“Why didn’t you choose a warmer spot?” Alec was shivering.
Sarah jumped up. “Let’s go inside and make a fire—the chimney’s all right.”
They gathered dried wood and underbrush, Alec produced matches, and they soon had a bright fire roaring and leaping in the fireplace, that took up nearly all of one side of the little cabin.
Sitting on the floor before it in a semi-circle, they told stories in turn, beginning with Sarah.

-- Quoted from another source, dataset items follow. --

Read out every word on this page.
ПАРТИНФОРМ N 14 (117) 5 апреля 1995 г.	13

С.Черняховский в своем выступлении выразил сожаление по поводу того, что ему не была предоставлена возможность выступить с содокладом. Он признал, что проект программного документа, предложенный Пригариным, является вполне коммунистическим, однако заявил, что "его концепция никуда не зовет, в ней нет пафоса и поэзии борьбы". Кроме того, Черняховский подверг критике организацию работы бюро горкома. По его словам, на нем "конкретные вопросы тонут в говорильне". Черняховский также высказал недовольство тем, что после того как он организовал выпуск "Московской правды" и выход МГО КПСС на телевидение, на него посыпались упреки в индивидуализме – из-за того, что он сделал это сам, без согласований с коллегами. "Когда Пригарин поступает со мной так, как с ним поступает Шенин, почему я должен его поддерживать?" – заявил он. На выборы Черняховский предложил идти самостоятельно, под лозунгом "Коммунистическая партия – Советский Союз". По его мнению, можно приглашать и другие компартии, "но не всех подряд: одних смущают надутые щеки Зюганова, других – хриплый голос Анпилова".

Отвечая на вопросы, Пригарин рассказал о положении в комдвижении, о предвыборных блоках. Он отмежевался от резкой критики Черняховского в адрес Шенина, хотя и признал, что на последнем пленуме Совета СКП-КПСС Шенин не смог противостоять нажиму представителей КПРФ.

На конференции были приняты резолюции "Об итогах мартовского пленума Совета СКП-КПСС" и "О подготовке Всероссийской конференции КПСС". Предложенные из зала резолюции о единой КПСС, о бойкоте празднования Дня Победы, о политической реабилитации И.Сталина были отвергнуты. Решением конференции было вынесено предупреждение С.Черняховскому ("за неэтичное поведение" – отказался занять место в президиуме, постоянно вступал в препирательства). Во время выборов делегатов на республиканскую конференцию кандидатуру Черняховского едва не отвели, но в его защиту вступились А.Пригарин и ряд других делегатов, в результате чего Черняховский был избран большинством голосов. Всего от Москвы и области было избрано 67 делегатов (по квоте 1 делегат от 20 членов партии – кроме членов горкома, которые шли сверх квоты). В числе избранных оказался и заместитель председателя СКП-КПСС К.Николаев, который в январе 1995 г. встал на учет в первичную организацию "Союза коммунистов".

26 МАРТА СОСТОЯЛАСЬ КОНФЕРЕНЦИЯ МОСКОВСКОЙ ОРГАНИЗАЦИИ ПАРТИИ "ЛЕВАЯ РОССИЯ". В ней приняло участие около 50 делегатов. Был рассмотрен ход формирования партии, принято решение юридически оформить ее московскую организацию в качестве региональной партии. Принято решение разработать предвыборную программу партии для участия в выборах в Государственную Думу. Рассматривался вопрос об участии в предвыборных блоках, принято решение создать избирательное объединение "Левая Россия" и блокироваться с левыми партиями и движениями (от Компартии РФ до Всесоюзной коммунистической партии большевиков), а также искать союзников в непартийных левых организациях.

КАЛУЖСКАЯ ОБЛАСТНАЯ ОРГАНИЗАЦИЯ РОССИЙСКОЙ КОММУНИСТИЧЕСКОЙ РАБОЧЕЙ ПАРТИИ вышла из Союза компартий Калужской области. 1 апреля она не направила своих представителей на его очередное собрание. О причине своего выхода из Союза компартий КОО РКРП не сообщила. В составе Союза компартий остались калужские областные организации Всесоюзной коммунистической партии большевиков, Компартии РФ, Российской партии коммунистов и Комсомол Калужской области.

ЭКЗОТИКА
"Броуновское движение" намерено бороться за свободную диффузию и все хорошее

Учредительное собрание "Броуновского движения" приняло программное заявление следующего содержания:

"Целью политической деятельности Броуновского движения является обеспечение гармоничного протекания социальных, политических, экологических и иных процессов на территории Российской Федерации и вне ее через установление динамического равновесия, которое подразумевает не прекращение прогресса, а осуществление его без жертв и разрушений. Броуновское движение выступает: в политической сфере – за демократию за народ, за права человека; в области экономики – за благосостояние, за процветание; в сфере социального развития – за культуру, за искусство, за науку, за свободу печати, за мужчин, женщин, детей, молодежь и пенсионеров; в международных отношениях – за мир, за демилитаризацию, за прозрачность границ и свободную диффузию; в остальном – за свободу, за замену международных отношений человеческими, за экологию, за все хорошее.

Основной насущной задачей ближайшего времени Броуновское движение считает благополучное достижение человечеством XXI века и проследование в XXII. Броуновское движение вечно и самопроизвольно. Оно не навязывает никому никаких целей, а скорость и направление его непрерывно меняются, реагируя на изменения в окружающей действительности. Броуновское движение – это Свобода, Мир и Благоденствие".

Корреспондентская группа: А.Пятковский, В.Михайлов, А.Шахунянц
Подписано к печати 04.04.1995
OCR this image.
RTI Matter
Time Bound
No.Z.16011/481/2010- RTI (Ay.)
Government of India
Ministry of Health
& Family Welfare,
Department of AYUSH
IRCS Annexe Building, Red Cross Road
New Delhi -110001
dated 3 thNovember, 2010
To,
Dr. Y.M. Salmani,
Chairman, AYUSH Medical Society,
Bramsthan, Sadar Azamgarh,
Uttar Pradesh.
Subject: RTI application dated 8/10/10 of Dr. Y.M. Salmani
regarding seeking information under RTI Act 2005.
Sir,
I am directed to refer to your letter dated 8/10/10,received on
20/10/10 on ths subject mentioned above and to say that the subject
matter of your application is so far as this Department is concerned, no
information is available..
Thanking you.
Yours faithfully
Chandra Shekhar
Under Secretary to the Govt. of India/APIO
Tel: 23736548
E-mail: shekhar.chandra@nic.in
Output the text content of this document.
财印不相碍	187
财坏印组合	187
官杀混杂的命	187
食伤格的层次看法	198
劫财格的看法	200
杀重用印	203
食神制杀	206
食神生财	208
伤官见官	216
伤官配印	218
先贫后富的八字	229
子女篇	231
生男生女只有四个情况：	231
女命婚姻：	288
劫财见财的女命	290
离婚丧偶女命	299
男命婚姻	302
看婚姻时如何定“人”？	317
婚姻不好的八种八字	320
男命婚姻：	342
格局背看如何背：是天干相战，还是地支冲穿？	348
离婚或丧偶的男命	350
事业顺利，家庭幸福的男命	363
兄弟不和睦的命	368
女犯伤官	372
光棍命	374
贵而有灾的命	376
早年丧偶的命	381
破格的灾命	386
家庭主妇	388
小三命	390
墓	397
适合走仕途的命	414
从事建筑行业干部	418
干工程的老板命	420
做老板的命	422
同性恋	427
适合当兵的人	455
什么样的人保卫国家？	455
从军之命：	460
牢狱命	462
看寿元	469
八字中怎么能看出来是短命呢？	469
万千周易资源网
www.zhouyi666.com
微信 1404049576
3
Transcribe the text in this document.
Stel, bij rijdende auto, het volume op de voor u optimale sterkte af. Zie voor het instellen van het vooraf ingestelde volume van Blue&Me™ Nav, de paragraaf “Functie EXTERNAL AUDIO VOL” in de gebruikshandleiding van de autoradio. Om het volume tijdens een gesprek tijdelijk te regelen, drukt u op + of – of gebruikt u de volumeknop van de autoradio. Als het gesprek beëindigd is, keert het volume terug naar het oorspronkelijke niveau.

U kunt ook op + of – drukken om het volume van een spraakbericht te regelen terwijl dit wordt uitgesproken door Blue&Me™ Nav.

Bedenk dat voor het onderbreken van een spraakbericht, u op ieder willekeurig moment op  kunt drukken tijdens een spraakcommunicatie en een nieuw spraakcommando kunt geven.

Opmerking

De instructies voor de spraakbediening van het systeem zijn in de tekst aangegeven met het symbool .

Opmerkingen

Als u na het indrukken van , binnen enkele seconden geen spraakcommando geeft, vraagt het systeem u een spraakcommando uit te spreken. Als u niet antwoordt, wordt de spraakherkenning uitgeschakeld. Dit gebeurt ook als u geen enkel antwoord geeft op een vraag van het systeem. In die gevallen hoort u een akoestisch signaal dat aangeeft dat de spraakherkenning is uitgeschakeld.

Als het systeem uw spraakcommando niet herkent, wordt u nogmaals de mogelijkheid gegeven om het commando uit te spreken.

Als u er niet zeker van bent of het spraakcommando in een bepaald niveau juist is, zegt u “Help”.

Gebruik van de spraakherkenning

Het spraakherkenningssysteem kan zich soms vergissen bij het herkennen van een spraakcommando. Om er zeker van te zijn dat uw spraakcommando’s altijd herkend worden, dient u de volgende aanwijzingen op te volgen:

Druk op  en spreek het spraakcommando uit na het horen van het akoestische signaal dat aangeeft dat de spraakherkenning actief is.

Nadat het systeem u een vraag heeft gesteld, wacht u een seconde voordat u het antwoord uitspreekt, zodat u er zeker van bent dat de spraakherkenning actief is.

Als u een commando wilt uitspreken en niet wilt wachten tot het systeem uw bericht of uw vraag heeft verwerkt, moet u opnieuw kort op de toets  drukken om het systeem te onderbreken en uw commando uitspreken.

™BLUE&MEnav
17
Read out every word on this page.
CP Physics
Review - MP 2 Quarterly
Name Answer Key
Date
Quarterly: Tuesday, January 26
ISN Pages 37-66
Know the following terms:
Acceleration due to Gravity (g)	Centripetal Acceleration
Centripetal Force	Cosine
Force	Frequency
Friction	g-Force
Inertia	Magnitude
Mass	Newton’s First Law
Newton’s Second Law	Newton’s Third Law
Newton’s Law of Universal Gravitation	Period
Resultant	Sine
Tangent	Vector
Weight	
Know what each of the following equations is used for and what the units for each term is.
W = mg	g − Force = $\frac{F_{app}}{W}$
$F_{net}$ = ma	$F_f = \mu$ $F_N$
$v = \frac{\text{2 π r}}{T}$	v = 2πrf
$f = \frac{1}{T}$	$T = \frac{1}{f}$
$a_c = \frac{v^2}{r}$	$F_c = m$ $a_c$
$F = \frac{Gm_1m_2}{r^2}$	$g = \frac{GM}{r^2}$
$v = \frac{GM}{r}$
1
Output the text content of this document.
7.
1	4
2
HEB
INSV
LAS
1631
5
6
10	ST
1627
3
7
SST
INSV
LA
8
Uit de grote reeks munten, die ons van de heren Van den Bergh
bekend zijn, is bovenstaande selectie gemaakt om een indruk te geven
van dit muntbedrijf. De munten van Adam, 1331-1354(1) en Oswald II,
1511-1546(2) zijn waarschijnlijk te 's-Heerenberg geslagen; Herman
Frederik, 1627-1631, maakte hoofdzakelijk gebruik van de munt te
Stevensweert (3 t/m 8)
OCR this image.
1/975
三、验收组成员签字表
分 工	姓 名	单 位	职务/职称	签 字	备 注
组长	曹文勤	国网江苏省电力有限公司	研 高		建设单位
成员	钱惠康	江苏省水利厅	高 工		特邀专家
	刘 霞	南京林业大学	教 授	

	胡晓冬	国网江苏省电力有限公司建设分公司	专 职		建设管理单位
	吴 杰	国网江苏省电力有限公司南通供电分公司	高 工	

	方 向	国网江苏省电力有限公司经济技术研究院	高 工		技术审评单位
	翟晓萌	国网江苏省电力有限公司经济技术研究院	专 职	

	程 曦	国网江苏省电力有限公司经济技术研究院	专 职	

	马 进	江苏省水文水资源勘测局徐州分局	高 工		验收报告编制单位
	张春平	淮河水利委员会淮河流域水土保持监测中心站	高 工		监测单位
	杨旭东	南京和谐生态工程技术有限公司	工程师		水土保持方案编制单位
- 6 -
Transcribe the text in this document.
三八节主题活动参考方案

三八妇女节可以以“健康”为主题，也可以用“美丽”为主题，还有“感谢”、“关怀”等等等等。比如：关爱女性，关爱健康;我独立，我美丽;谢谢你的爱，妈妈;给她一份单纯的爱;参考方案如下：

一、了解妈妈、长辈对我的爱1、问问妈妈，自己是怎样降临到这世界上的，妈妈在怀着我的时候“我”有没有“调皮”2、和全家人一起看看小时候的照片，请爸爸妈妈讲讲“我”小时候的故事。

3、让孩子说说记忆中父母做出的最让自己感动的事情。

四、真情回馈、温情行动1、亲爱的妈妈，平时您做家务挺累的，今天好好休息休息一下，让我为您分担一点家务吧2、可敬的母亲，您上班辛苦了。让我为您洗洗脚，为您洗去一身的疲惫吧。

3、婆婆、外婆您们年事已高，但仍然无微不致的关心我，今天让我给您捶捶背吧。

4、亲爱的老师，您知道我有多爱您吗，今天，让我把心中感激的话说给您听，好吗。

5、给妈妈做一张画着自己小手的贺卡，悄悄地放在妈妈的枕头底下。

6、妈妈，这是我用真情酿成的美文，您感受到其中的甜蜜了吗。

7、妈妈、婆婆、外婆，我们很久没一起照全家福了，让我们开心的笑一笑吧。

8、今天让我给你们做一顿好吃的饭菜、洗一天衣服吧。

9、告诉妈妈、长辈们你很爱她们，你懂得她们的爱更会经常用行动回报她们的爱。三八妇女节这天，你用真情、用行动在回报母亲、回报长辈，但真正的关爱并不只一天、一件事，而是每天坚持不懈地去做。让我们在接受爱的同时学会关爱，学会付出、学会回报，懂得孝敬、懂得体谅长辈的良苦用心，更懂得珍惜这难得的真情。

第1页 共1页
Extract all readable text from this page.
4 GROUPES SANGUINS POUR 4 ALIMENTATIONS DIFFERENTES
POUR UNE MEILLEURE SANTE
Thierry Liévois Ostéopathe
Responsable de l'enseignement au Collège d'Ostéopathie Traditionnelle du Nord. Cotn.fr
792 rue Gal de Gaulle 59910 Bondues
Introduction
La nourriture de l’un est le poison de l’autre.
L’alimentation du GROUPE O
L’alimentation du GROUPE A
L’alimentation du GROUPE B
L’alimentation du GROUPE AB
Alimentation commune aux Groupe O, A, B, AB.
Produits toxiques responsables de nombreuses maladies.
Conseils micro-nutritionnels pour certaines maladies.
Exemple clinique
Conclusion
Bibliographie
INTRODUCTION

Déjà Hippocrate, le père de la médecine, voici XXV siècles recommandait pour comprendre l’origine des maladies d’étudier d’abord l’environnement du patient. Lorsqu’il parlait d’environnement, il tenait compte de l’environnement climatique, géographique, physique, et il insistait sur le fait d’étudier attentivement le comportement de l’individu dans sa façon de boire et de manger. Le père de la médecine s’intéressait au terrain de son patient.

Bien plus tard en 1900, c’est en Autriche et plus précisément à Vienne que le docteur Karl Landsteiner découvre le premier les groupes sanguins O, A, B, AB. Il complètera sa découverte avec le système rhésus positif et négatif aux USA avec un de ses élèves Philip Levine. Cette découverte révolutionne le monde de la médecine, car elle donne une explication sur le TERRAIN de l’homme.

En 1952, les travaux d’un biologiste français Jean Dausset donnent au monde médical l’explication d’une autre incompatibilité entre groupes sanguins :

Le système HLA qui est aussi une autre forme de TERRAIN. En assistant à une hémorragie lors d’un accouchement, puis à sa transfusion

Suddenly Alec, who had been strangely silent for some moments, keeled quietly over in a little heap.
In a moment Sarah, kneeling beside him, had lowered him gently, until his head rested on the cabin floor. “It’s only a faint,” she said, her hand on his wrist; “he’s overtired, and his heart isn’t very strong. But I think he ought to have a doctor. Where could we catch your father, Kitty?”
“He was going out on the mill road—he’s due at Nesbit’s farm about five.”
“It’s nearly five now,” Debby said, looking at her watch.
“I’ll go right over there,” Kitty offered; “I’ll be as quick as possible, but it’s a rough road.”
“If only one of you could ride over—on Victor?” Sarah said anxiously. “Oh, Blue Bonnet, you must ride—all Western girls do, don’t they? Ride all sorts of horses?”